Learn to address conflict without hurting feelings
This time of year seems to be fraught with conflicts. People have high expectations around Christmas, and are disappointed, or they have so much stress with the partying, gift giving and expenses that they unfortunately take it out on those around them.
Living and working with people is never an easy proposition, and when added stresses come into the picture, some individuals are unable to cope well. How does one deal with the difficult person? How does one go for the best for all concerned and not just go for the personal victory? It takes more than just maturity, it takes interpersonal skills and a willingness to be committed to harmony.
This doesn’t make conflict bad. Conflict is an everyday occurrence that can, if managed well, lead to greater understanding and better working and living conditions. The trick is managing conflict and not losing sight of the pursuit of equitable resolutions.
Integrative problem solving entails stating what you want out of a relationship, and describing how you feel about areas of conflict. If both people in a conflict can do that, a greater understanding of the situation is revealed. Then here’s a pivotal piece — try to argue for the other person’s perspective. Now that takes maturity. It also means that you really listened to them as they stated their wants, needs and feelings.
If you can try to step into the other person’s perspective and really see the issues from their side after they have told you what they need and how they feel, then you are on the road to developing a great working/living relationship that is built on trust, respect and understanding instead of trying to fight for your position and making it a win/lose situation.
Working together with the other person, try to come up with at least three optional agreements that maximize both individuals’ outcomes, and then choose one of those alternatives and work together on it. So often, in this society especially, we think of conflict as a bad thing. It usually is handled very badly and so people are left feeling hurt, misunderstood, used and bullied. Going for the win at the cost of the relationship is very short-sighted and immature, especially if the one with whom you are dealing is a workmate or a family member and someone that is an ongoing entity in your life. OK to go for the win in negotiating for the best price on a used car, not such a great idea to go for the win if it means that someone meaningful to you is going to have to suffer a loss.
Here are some other helpful hints to managing conflicts well.
If you can think about how you need the other person in your life and how important they are to you, and how you want to keep them happy and also keep yourself happy, you will negotiate well and come to an agreement. You can use a one-step negotiation procedure in which both parties calmly and descriptively state what they need and both parties agree that whoever has the greatest unmet need should get their way.

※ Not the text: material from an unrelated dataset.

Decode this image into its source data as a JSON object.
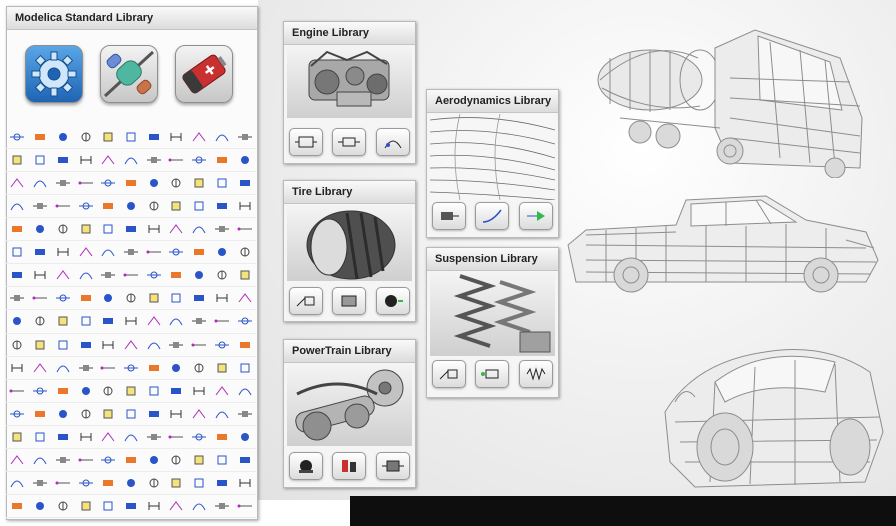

Abraham Lincoln stated that a house divided against itself cannot stand. Conflict should be defined as a mutual problem that can raise awareness and understanding, leading to a smoother future. Conflict should not be an opportunity to bully another person, and should not be avoided for fear of rocking the boat. Conflict is a growth opportunity if presented and dealt with in a mature and thoughtful way.

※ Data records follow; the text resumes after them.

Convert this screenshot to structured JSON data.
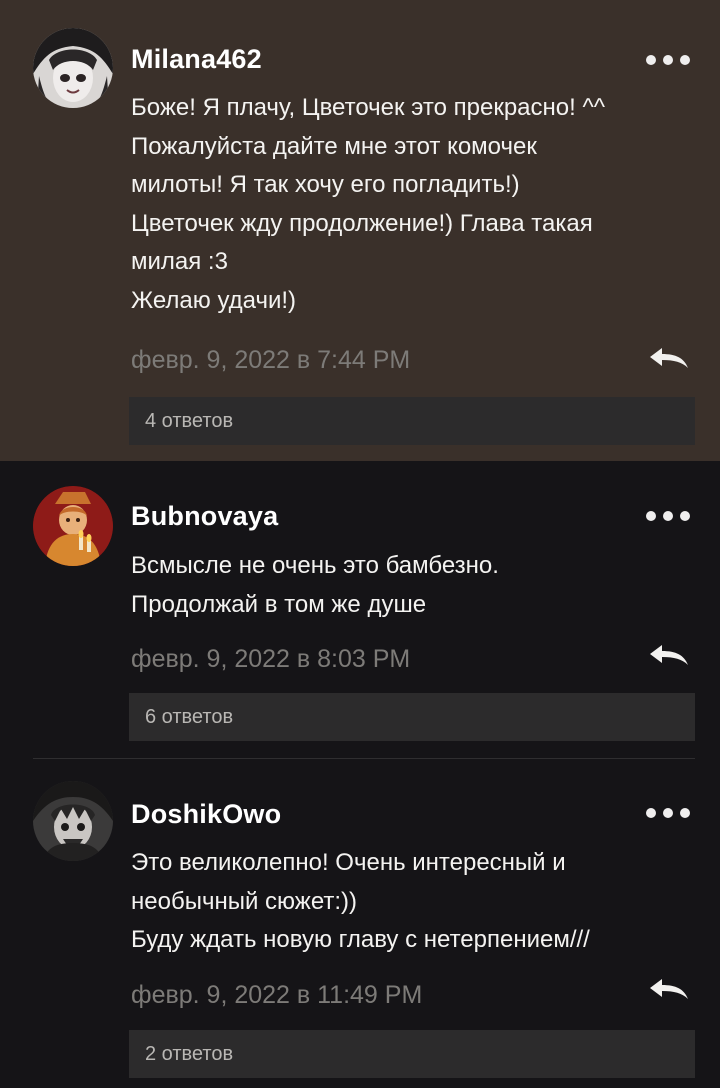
{
  "colors": {
    "background": "#151417",
    "highlight_background": "#3a302a",
    "username": "#ffffff",
    "body_text": "#f4f3f1",
    "timestamp": "#7d7b78",
    "replies_button_bg": "#2c2b2c",
    "replies_button_text": "#b9b7b4"
  },
  "comments": [
    {
      "username": "Milana462",
      "avatar_icon": "anime-girl-avatar",
      "highlighted": true,
      "lines": [
        "Боже! Я плачу, Цветочек это прекрасно! ^^",
        "Пожалуйста дайте мне этот комочек",
        "милоты! Я так хочу его погладить!)",
        "Цветочек жду продолжение!) Глава такая",
        "милая :3",
        "Желаю удачи!)"
      ],
      "timestamp": "февр. 9, 2022 в 7:44 PM",
      "replies_label": "4 ответов"
    },
    {
      "username": "Bubnovaya",
      "avatar_icon": "character-with-candles-avatar",
      "highlighted": false,
      "lines": [
        "Всмысле не очень это бамбезно.",
        "Продолжай в том же душе"
      ],
      "timestamp": "февр. 9, 2022 в 8:03 PM",
      "replies_label": "6 ответов"
    },
    {
      "username": "DoshikOwo",
      "avatar_icon": "manga-character-avatar",
      "highlighted": false,
      "lines": [
        "Это великолепно! Очень интересный и",
        "необычный сюжет:))",
        "Буду ждать новую главу с нетерпением///"
      ],
      "timestamp": "февр. 9, 2022 в 11:49 PM",
      "replies_label": "2 ответов"
    }
  ]
}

Next time someone has an issue with you, try to listen instead of getting defensive and formulating a rebuttal. Try to really hear what they are saying and try to understand. If the other is a reasonable human being and understands that you are trying to solve the problem rather than lay the blame, you will go forward with a better relationship. If the other person does not or will not negotiate maturely — go in peace. The only person’s behavior that you can truly control is your own. Have a wonderful and peaceful new year!